Selon Counterpoint Research, Huawei détenait environ 52 % du marché des infrastructures 5G en Afrique.
L’administration Trump avait lancé dès son premier mandat une initiative visant à limiter la présence des technologies, applications et équipements télécoms chinois dans les infrastructures américaines et celles de ses alliés. Cette politique s’est poursuivie lors du second mandat de Donald Trump.
Le nouveau prêt s’inscrit également dans le prolongement d’un décret signé en 2025 par le président américain, demandant aux agences fédérales de promouvoir à l’étranger les technologies américaines dans plusieurs secteurs, notamment l’intelligence artificielle, les centres de données, le cloud et les réseaux.
Africell, un opérateur présent dans quatre pays africains
Fondé en 2001, Africell est présent en Angola, en Gambie, en République démocratique du Congo et en Sierra Leone, où il revendique environ 15 millions de clients. L’entreprise a notamment fait appel à des groupes comme HP, Nokia, Dell et Oracle pour équiper un nouveau centre de données en Angola.
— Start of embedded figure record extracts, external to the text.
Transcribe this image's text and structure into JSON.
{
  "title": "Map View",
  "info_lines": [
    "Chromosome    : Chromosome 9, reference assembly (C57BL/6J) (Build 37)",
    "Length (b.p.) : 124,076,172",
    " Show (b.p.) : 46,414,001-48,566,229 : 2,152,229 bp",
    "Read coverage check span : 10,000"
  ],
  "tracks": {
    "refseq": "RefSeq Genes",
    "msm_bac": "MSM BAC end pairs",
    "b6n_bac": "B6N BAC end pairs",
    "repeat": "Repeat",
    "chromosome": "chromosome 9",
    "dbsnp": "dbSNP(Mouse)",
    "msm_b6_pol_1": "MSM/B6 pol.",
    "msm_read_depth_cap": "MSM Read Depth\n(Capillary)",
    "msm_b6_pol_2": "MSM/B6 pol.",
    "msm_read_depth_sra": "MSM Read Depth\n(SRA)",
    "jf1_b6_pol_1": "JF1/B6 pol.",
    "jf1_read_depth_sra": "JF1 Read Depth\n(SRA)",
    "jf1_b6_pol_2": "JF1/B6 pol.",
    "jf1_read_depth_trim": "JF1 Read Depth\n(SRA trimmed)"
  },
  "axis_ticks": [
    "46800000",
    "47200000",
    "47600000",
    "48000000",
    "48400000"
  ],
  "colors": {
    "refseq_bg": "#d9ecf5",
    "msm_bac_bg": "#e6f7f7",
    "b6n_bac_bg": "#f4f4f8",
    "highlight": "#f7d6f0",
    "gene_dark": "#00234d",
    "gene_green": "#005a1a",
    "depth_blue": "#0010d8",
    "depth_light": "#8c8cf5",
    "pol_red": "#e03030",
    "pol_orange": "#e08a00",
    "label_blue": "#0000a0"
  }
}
Le groupe avait déjà bénéficié, en 2018, d’un prêt de 100 millions de dollars accordé par l’Overseas Private Investment Corporation, ancien organisme américain de financement du développement aujourd’hui intégré à la Development Finance Corporation.
La Chine défend, pour sa part, ses investissements en Afrique. L’ambassade chinoise à Washington a affirmé que ceux-ci avaient contribué à la croissance du continent et étaient bien accueillis par les populations. Elle a appelé les États-Unis à soutenir davantage le développement des pays africains plutôt qu’à mener une politique visant à « saper la coopération sino-africaine ».